Un réseau tentaculaire de jihadistes français
Le magistrat a détaillé l’ampleur du phénomène des français partis faire le jihad au Moyen-Orient dans les années 2000. Sur environ 1500 individus concernés :
- 390 sont revenus en France
- 500 sont morts au combat
- Une grosse centaine se trouvait dans la poche d’Idleb
- Environ 150 sont détenus dans le nord-est syrien et en Irak
- 300 sont dans la nature
La disparition dans les limbes de centaines de ces profils à haut risque, possiblement aguerris au combat, soulève de sérieuses questions. Ont-ils pris part à l’offensive finale sur Damas ? Certains pourraient-ils chercher à rentrer en France ou en Europe pour y commettre des attentats ?
Les femmes, l’autre inconnue de l’équation
Au-delà des combattants, une trentaine de femmes françaises était aussi présente à Idleb selon le procureur. Même si leur degré de radicalisation et d’implication est variable, leur potentiel de nuisance ne doit pas être négligé comme l’ont montré certaines revenantes de Daesh par le passé.
Nous ne savons pas exactement combien de ces combattants ont participé à l’assaut de Damas et dans quelle proportion.
Olivier Christen, procureur national antiterroriste
Scènes de liesse et libération de prisonniers
Dès l’annonce de la chute de Bachar al-Assad dimanche après 24 ans de règne sans partage, des scènes de liesse ont éclaté dans les zones anciennement aux mains des rebelles.

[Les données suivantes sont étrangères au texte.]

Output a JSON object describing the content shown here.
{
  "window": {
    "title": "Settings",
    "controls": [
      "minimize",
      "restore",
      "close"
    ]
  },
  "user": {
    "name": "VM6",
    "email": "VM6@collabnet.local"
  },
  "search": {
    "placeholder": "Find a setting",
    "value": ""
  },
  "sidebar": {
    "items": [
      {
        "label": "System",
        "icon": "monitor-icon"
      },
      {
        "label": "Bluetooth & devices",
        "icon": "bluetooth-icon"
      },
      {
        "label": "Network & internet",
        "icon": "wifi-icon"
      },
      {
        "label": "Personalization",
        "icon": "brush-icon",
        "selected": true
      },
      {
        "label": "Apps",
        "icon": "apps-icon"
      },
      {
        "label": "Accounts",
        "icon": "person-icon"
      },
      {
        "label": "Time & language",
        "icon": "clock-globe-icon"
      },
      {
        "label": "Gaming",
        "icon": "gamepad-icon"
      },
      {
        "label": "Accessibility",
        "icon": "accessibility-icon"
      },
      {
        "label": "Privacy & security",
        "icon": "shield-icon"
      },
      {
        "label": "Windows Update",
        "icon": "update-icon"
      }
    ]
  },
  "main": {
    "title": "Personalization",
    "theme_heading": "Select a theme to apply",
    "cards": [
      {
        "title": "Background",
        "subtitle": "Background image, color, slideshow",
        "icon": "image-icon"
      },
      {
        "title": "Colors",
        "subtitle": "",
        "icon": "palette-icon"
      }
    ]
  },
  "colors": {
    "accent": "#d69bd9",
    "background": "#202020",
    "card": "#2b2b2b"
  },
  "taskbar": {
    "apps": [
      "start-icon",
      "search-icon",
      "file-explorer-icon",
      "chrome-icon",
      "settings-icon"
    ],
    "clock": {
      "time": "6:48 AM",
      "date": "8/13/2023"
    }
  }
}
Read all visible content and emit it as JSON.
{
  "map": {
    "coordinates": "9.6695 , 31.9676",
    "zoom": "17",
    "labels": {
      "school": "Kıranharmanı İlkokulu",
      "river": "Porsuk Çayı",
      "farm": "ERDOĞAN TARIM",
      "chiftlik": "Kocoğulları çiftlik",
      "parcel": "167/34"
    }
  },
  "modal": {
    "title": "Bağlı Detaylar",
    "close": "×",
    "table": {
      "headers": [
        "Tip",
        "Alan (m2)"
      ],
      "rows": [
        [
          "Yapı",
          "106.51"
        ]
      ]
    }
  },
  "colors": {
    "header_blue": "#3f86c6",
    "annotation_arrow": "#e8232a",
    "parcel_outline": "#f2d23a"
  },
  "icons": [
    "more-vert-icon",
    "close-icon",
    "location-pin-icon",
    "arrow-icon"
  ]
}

Des civils et des combattants ont déferlé vers les prisons pour libérer les nombreux détenus du régime honni.
Ce vent de liberté soudain pourrait cependant avoir permis à de dangereux criminels et terroristes de retrouver la clé des champs. Les services de renseignement français scrutent la situation de près, redoutant que des vétérans du jihad profitent du chaos ambiant pour se fondre dans la nature et échapper à leur radar.
Le casse-tête des revenants potentiels
Si certains de ces profils radicalisés venaient à vouloir regagner le territoire national, cela poserait un défi majeur aux autorités en termes de détection, d’interpellation et de prise en charge judiciaire. Des circuits de retour clandestins depuis la zone irako-syrienne existent et ont déjà été empruntés par le passé.
Selon une source sécuritaire contactée par notre rédaction, tous les scénarios sont sur la table et font l’objet d’une analyse de risque minutieuse. Les services antiterroristes sont en alerte maximale pour traquer la moindre velléité de retour et protéger la population d’une éventuelle menace.
Le démantèlement express du régime syrien rebat donc les cartes et ouvre une période d’incertitude sur le devenir de ces jihadistes français aguerris. Une seule certitude : ils seront suivis comme le lait sur le feu.